The youngest records of Paroxyclaenidae in Europe would be Paravulpavoides cooperi from the Bartonian of England with this being one of the smallest members of the family (around 1 kg). At the same time of the extinction of the family in Europe, a general overturn was taking place during the Bartonian–Priabonian boundary. This overturn would also affect other groups such as artiodactyls and palaeotheres that was most likely due to the increased aridity in Europe at the time. This lack of aridification on the Indian subcontinent is suggested to be the reason that the group was able to last so much longer outside of Europe. Even with this being the case, another event has been suggested to be a cause for the extinction of the group, the Grande Coupure. This event took place at the Eocene-Oligocene boundary and is generally associated with the replacement of tropical forests with more temperate ones. This event had major effects on other arboreal groups in Europe, such as primates, with the only genus being present after the event being a mouse-sized omomyid. Due to the continued tropical conditions during this time, it has been suggested that Indian subcontinent acted as a refugium for these more arboreal groups.

== Paleoecology ==
Based on more complete fossils of genera like Kopidodon, members of Paroxyclaenidae would most likely have been arboreal herbivores with some being specifically frugivorous.

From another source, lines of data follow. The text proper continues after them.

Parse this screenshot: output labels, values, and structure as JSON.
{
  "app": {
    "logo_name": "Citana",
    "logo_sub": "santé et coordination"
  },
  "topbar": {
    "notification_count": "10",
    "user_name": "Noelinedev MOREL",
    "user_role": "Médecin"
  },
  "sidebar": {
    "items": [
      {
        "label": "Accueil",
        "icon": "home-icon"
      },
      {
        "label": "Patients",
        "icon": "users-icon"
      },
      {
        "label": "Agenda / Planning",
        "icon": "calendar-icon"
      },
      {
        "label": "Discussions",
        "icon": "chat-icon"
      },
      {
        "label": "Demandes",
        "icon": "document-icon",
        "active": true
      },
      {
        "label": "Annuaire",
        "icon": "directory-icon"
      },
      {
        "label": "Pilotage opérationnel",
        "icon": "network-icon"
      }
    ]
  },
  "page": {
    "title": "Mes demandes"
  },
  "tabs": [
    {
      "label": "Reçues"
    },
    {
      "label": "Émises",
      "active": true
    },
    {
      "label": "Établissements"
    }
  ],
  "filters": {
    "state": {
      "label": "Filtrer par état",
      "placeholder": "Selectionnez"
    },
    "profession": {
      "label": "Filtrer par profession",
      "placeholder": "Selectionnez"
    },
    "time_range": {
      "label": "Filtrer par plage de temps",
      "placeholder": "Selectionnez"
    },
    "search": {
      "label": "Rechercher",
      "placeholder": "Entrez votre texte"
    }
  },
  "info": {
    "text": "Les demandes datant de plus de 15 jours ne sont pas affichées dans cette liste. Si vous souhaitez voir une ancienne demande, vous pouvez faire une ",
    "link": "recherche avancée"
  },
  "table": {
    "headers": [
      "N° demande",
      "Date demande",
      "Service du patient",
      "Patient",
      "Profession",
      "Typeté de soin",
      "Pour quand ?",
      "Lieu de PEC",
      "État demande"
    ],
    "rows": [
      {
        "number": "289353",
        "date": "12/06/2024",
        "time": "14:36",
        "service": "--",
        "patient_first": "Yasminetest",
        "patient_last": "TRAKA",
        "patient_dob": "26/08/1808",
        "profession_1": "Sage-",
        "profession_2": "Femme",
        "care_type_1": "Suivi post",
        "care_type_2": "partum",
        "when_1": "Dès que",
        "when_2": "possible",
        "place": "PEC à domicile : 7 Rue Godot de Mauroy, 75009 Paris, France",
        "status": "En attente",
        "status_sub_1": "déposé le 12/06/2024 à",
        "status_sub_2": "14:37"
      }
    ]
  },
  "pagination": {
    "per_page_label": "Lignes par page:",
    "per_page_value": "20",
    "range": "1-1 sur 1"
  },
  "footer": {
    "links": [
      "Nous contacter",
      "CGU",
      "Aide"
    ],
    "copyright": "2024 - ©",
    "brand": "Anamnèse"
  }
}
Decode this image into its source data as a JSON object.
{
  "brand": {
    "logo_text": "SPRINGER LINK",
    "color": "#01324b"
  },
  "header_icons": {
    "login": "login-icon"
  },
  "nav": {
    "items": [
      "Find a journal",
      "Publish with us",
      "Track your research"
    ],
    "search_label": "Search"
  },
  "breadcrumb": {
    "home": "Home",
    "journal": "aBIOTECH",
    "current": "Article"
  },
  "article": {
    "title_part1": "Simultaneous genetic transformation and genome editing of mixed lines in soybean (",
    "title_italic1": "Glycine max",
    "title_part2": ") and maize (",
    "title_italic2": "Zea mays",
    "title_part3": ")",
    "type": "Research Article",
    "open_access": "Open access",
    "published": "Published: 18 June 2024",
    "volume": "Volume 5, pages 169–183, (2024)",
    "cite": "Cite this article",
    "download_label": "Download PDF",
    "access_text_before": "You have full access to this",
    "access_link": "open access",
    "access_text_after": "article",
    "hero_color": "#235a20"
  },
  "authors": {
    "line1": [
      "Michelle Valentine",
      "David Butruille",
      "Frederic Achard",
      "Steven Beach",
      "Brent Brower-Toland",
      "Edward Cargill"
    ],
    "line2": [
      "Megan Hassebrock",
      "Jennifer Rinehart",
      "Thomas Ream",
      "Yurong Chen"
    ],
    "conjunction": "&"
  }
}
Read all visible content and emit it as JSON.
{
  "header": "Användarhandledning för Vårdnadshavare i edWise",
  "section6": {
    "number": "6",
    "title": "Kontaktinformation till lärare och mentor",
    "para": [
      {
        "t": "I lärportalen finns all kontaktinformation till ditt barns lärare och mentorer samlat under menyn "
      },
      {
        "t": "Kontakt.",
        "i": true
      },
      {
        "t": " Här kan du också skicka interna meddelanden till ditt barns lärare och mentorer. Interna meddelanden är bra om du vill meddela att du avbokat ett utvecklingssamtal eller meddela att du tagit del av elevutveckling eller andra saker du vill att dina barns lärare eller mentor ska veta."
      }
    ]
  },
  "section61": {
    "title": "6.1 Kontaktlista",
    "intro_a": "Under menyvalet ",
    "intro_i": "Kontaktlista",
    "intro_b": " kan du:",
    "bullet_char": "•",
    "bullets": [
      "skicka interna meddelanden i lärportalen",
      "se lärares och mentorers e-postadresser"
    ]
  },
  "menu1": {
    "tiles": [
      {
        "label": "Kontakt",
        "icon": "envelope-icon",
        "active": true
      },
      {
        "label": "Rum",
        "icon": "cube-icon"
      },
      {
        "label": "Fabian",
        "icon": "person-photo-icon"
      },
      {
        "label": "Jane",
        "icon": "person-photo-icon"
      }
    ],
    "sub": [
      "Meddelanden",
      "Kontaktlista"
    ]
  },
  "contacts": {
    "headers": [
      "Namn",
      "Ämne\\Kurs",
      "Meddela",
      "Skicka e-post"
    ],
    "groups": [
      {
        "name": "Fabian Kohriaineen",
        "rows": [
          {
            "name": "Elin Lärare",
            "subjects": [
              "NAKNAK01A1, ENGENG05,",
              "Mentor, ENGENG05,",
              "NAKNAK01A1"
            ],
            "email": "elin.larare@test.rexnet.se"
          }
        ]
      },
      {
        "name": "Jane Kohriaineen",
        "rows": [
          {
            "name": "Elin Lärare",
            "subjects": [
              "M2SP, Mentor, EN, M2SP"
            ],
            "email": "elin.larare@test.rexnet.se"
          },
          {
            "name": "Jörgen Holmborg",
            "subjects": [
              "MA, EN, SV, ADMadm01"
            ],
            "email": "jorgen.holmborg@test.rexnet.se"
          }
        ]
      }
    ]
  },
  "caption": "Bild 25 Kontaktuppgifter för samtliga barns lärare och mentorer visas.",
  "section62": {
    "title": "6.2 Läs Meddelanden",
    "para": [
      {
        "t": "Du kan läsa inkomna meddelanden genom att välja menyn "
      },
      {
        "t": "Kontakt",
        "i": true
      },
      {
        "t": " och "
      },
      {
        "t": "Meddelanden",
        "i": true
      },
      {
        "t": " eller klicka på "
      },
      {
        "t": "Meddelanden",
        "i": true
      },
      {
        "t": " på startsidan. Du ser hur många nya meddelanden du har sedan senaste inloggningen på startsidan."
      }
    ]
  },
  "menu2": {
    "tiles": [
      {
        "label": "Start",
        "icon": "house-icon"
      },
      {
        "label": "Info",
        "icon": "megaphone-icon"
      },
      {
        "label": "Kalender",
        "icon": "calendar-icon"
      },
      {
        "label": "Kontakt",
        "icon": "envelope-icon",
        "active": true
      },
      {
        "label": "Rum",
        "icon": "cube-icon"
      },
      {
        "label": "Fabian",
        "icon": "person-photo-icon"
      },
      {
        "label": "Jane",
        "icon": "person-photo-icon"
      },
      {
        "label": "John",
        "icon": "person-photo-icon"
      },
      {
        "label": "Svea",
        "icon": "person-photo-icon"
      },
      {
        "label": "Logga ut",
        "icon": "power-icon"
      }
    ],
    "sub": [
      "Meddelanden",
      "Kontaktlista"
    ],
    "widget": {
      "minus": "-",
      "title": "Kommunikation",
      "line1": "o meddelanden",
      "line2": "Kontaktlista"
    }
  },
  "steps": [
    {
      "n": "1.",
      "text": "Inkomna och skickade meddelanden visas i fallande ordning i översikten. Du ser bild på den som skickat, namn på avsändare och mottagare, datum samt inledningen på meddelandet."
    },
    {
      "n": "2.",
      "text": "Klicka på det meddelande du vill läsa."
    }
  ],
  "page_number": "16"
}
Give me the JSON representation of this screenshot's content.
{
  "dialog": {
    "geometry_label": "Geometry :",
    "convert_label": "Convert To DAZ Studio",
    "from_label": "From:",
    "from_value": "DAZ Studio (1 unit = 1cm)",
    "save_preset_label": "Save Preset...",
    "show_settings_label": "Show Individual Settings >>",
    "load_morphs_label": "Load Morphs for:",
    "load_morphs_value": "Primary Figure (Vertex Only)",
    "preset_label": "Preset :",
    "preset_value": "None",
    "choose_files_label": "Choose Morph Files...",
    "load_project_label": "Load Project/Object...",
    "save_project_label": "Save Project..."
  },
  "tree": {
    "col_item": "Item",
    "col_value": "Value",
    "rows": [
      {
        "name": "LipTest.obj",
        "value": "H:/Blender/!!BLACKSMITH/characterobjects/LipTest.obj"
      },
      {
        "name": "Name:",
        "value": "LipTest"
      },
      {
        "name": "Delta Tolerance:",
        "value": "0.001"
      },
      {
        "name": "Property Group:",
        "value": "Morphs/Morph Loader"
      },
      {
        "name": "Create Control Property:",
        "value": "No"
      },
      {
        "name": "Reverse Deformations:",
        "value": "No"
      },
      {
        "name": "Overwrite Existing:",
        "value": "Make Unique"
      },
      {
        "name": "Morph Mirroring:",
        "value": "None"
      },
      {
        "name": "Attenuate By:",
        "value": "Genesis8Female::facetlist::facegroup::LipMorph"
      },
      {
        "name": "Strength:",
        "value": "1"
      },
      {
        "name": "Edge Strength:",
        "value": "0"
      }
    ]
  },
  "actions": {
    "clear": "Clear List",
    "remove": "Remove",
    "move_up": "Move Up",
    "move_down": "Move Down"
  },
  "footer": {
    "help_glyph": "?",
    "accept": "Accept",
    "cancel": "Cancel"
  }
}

This has been suggested due to not only the skeletal anatomy of the genus but also the presence of gut contents in Kopidodon. Though strange for more herbivorous animals, the large canines seen on taxa such as Paroxyclaenus could have been used to pull fruit off of branches. David L Harrison would specifically make comparisons between the dentition of paroxyclaenids and those seen in fruit bats like Pteropus in his 2009 description of Paravulpavoides. Based on a trend referred to as 'Kay's threshold', it is thought that a majority of the protein in the animals' diet would have come from vegetation rather than insects. Though not a hard rule, primates under 0.5 kg get most of their protein from insects while those over get it from vegetation; due to the gut contents of Kopidodon, it has been suggested that this threshold could have also been seen in Paroxyclaenidae. The large premolars seen in members of the family has also been noted by multiple authors to potentially suggest a more durophagous diet than other similar groups of mammals.